In relation to the nature of, and the factual support for, the published statements (criteria 1-3), the court stressed that the public generally associates the term “blacklist” with prohibition to perform professional activities, and that the term therefore implies a serious accusation. The public was led to believe that all “blacklisted” doctors were responsible for serious wrongdoing, because the list failed to make distinctions among the disciplinary sanctions (e.g., a reprimand is by its nature a very different sanction from a suspension or removal). Also, it was not clear to the public that the list at issue was a privately maintained, non-official blacklist. In actuality, most of the blacklisted doctors were allowed to carry out their work as usual. The court concluded that most of the accusatory statements were without factual basis.
The court was not explicit in “tying” its seven general criteria with the specific facts in the matter. It is not entirely clear, then, which criterion the court had in mind when it determined, against the website, that removal from the list was almost impossible, so the doctors ran the risk of remaining on the list for a considerable length of time. Not only that, but the website also published information about the patient’s treatment, while the blacklisted doctors could not defend themselves due to the duty of medical confidentiality vis-à-vis the patients.
The court pointed to the fact that the defendant had already been convicted several times, even criminally, for publication of certain contents on its website. This presumably was of relevance in the assessment of the authority of the medium publishing the statements (criterion no. 6).
According to the court, the defendant could have achieved its goal with a high degree of probability and with a reasonable chance of success via another method, which could have been less harmful for the data subjects’ rights (criterion no. 5). However, the court did not further specify what would be such other method allowing the defendant to remain compliant with the GDPR.
Blacklisting impermissible when outside the control of official authority
The website fell well short of the requirements for lawful processing of personal data which occurs with the creation and maintenance of a “blacklist” of doctors. To get closer to being GDPR-compliant, the defendant should have avoided using the term “blacklist”, made it clear that it was not an official blacklist, distinguished among sanctions of various gravity, removed the statements not supported by evidence, and put reasonable conditions for removal from the list. But would all that be sufficient to outweigh the practitioners’ rights? Probably not.

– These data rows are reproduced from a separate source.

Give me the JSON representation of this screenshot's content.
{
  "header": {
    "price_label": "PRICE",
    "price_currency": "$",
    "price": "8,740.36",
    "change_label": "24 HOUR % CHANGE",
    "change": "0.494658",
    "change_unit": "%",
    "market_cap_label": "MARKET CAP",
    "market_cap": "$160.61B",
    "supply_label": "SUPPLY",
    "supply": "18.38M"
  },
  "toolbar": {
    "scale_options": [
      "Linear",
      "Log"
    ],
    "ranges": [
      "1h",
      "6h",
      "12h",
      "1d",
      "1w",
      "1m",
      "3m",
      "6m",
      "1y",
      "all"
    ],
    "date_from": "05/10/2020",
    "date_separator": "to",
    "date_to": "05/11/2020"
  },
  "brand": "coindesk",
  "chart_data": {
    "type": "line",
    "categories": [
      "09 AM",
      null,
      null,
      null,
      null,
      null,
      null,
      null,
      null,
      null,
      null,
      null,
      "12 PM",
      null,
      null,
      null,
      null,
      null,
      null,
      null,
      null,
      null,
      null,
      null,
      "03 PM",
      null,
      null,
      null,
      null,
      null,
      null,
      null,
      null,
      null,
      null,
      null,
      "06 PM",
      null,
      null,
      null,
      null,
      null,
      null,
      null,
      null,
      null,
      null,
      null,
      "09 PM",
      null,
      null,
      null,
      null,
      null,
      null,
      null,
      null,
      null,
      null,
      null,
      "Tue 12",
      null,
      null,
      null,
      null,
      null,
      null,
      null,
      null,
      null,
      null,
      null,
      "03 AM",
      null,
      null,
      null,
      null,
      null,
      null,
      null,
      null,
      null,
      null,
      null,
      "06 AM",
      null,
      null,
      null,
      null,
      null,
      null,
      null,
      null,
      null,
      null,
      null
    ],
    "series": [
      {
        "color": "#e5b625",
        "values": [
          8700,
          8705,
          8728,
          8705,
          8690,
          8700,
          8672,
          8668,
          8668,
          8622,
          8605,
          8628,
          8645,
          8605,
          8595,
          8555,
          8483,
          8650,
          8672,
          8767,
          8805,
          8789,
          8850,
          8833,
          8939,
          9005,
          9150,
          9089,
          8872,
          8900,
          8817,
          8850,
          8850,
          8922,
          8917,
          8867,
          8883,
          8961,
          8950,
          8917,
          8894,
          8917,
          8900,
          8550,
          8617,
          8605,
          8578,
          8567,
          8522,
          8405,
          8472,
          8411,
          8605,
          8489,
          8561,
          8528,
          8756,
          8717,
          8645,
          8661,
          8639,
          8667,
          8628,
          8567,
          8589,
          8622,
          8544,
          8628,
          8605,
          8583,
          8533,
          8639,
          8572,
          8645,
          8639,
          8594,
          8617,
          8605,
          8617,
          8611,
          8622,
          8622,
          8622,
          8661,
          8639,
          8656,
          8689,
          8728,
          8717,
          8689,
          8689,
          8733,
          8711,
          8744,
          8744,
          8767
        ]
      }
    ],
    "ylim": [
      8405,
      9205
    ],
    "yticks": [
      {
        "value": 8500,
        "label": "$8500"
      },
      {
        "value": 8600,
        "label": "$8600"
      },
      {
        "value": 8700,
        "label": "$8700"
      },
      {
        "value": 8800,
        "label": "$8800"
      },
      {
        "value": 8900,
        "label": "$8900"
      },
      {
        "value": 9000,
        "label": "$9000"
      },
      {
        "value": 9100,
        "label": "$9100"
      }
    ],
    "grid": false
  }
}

The allegations against the doctors were allegations about serious wrongdoing, potentially amounting to criminal offences. Article 10 of the GDPR requires the processing of personal data related to criminal convictions and offences to be carried out “under the control of official authority”. That was not the case here. As the court notes almost in passing, in paragraph 4.11 of the decision, the processing of personal data involved was contrary to Article 10 of the GDPR.
[Note: Serbian Data Protection Act and the current draft of Montenegrin Data Protection Act mirror the provisions of GDPR. The decisions of supervisory authorities and courts in EU member states may therefore serve as an instructive guidance for compliance with local regulations.]